And military personnel should not be required to risk their lives to create the sort of arrest reports and chain-of-custody reports that are used, under very different circumstances, by ordinary law enforcement officers in the United States . Battlefields are not an environment where such reports can be generated without substantial risk to American lives. As one editorialist put it, this is not CSI Kandahar. Federal courts have never treated habeas corpus as demanding full-dress trials, even in ordinary criminal cases, and it would be particularly unwise to do so here given the grave national security concerns I have discussed.
Sixth and finally, because of the significant resource constraints on the Government's ability to defend the hundreds of habeas cases proceeding in the district courts, Congress should make clear that the detainees cannot pursue other forms of litigation to challenge their detention. One unintended consequence of the Supreme Court's decision in Boumediene is that detainees now have two separate, and redundant, procedures to challenge their detention, one under the Detainee Treatment Act and the other under the Constitution. Congress should eliminate statutory judicial review under the Detainee Treatment Act, and it should reaffirm its previous decision to eliminate other burdensome litigation not required by the Constitution, such as challenges to conditions of confinement or transfers out of United States custody.
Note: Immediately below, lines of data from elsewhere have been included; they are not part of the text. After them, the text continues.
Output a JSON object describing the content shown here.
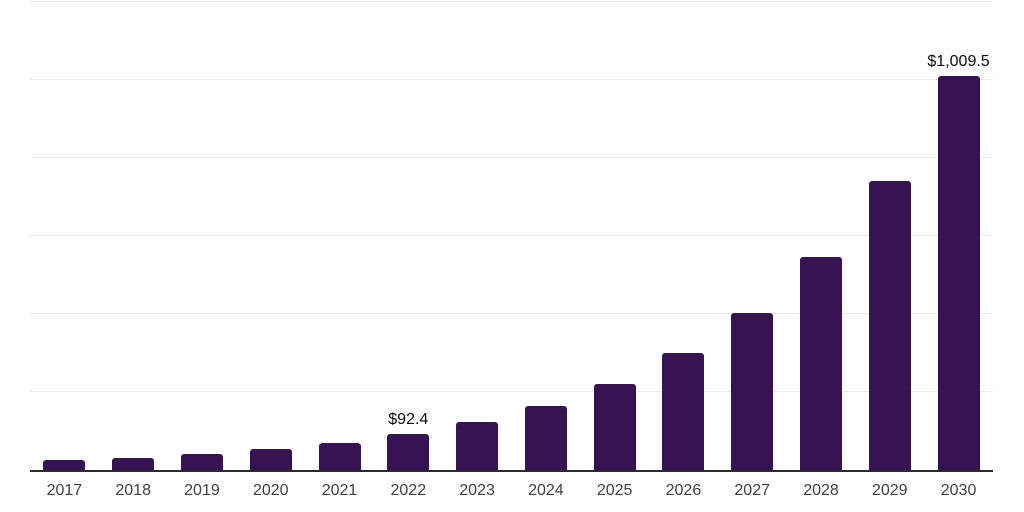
{
  "chart_data": {
    "type": "bar",
    "title": "",
    "xlabel": "",
    "ylabel": "",
    "categories": [
      "2017",
      "2018",
      "2019",
      "2020",
      "2021",
      "2022",
      "2023",
      "2024",
      "2025",
      "2026",
      "2027",
      "2028",
      "2029",
      "2030"
    ],
    "values": [
      25,
      30,
      40,
      53,
      69,
      92.4,
      124,
      165,
      221,
      300,
      403,
      546,
      740,
      1009.5
    ],
    "annotations": [
      {
        "category": "2022",
        "text": "$92.4"
      },
      {
        "category": "2030",
        "text": "$1,009.5"
      }
    ],
    "ylim": [
      0,
      1200
    ],
    "gridlines": [
      200,
      400,
      600,
      800,
      1000,
      1200
    ],
    "grid": true,
    "legend": false,
    "y_axis_tick_labels_visible": false
  },
  "colors": {
    "bar": "#371353",
    "gridline": "#ececec",
    "axis_line": "#2b2b2b",
    "tick_label": "#3f3f3f",
    "data_label": "#0a0a0a",
    "background": "#ffffff"
  }
}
Here I must make explicit, and perhaps risk reiterating, a point I would hope was obvious from the discussion so far. We are talking here about habeas corpus proceedings, not about criminal trials of the sort that some but not all of the detainees at Guantanamo Bay may face. Some people have argued that we should either charge the detainees we are holding at Guantanamo with crimes, or release them. We can and we have charged some detainees with war crimes. These proceedings are exceptionally important, and I referred to them earlier.
But to suggest that the government must charge detainees with crimes or release them is to seriously misunderstand the principal reasons why we detain enemy combatants in the first place: it has to do with self-protection, because these are dangerous people who pose threats to our citizens and to our soldiers. The Department of Defense and the Department of State have worked together to release those whom we believe can be transferred to a third country, consistent with the safety of our citizens and our military personnel abroad, and with our humanitarian commitments; of the 775 people who have been detained at Guantanamo, only about one-third remain. The fact that we have not charged all of those remaining at Guantanamo with crimes should not be regarded as a fair criticism of our detention policies; rather, it reflects the fundamental reality that these individuals were captured in an armed conflict, not in a police raid.
These are the central principles that should govern Congress's effort to legislate in this area. I think they are principles that should have bipartisan support, because they would provide unprecedented access for enemy combatants to challenge their detention in federal courts, while at the same time protecting the security of our citizens. Seven years ago, when we were attacked on September 11, 2001 , our Nation's response to that challenge was swift, decisive, and bipartisan. Congress authorized the use of military force against Al Qaeda and others responsible for the attacks, demonstrating agreement that the Nation--not by its own choice, but by the choice of a totally ruthless enemy--was at war. The President then swiftly deployed United States troops, and the fight continues to this day.